2020’de aynı özelliğin iletilme oranı yüksek olan mesajlar için de kullanıma sunulduğu işaret edilen açıklamada, WhatsApp’ta gönderilen bu mesajların sayısının yüzde 70’ten yüksek bir oranda azaldığının görüldüğü belirtildi.
“SİYASİ REKLAMLAR DOĞRULAMA SÜRECİNDEN GEÇİYOR”
Açıklamada, Meta’nın uygulamalarında seçimlerle veya siyasetle ilgili reklamlar yayınlamak isteyen reklam verenlerin, kim olduklarını ve hangi ülkede yaşadıklarını kanıtlamak için bir doğrulama sürecinden geçmeleri gerektiği vurgulanarak şeffaflık ilkeleriyle paralel olarak paylaşımların üzerine reklam verenin kim olduğunu gösteren etiketlerin eklendiği aktarıldı.

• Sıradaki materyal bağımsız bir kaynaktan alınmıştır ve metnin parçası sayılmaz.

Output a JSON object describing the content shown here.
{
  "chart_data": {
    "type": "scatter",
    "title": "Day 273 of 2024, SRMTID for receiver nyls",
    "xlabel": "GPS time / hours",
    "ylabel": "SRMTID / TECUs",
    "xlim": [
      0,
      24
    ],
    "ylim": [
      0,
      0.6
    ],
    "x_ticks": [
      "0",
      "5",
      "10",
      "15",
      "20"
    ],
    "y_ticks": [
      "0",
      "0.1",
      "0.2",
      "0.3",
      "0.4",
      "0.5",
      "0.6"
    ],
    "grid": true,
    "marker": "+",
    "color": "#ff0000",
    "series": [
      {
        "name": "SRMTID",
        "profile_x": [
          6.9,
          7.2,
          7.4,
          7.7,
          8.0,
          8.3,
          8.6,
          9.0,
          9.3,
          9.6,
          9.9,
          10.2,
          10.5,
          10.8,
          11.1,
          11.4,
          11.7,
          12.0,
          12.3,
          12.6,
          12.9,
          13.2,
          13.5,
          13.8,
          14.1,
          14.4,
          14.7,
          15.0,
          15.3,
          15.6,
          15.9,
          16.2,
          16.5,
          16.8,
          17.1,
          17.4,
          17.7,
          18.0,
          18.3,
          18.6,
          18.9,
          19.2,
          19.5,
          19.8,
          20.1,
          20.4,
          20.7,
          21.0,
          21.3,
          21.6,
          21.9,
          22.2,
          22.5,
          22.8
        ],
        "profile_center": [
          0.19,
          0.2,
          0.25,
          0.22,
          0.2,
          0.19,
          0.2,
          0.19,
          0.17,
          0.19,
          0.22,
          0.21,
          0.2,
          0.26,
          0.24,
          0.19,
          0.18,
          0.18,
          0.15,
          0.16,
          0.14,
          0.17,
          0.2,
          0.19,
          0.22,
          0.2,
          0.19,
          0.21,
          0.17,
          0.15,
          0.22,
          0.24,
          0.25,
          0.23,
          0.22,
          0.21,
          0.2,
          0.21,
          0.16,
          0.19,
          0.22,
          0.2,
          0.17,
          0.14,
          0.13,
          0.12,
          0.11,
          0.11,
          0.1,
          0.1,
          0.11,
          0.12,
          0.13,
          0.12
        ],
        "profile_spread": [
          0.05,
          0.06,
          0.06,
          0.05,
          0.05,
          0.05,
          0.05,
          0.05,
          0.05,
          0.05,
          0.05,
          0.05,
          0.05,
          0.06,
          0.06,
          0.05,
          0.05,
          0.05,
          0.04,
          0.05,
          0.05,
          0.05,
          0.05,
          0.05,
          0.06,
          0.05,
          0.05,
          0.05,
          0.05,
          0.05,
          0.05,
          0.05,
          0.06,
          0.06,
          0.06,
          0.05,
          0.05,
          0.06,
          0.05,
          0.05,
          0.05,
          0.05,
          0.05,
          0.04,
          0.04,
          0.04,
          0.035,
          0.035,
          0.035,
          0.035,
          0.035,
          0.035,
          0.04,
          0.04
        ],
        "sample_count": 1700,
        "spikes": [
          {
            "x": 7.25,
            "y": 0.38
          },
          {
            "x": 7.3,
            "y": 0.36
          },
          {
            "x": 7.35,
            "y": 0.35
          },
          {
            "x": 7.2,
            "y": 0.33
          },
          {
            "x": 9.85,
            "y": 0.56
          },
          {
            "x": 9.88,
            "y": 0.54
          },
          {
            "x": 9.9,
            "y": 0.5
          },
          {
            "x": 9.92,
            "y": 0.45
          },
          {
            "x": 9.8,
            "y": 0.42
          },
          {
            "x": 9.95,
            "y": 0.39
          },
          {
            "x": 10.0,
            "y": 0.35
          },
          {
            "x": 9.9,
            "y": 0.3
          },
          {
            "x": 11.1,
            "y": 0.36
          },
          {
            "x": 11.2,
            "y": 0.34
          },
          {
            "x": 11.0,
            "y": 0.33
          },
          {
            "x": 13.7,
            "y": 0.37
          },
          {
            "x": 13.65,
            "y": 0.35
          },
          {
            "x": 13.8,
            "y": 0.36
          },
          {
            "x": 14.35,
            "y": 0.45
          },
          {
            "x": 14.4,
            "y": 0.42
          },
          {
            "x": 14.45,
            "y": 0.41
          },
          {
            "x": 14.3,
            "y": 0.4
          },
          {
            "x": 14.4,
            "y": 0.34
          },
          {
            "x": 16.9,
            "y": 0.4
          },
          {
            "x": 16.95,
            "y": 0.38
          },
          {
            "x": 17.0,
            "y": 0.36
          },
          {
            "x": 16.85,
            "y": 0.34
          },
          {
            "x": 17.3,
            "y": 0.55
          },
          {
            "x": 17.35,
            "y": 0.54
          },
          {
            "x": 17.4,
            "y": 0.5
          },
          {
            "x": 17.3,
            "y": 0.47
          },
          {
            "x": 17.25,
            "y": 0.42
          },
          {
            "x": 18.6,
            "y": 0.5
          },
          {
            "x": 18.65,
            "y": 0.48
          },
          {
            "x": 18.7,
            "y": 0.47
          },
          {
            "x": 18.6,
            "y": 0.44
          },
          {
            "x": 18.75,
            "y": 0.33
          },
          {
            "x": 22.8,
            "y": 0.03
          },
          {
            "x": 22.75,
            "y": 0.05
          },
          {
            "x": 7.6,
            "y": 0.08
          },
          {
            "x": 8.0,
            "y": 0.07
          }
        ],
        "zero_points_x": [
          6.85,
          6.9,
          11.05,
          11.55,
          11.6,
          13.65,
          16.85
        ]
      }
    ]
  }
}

İnsanların, seçimler ve siyasetle ilgili daha az reklam görmelerini sağlayan kontroller de eklendiği bildirilen açıklamada, kullanıcıların bu kontrolleri kullandığında etiketlenmiş reklamları görmediği ifade edildi.
“KOORDİNELİ KÖTÜYE KULLANIMA ODAKLANILDI”
Açıklamada, seçimlere müdahaleyi engellemek için uzmanlaşmış ekiplerin de oluşturulduğu, bu ekipler sayesinde sofistike ağlar kullanarak kamusal tartışmaya müdahale etmeye çalışan bazı sayfalar, gruplar ve hesaplara, yani koordineli kötüye kullanım konusuna odaklanıldığı vurgulandı.
Koordineli kötüye kullanımlar nedeniyle 2017’den bu yana dünya çapında 200’den fazla ağın kaldırıldığı, şirketin platformlarında bu tarz bir faaliyetin tespiti halinde özellikle de seçimlerle ilgili durumlarda aksiyon aldığı bildirildi.
Açıklamada, tespit edilen koordineli kötüye kullanım ağlarının takibine, kaldırılmasına ve detayların herkese açık paylaşılmasına devam edileceği belirtildi.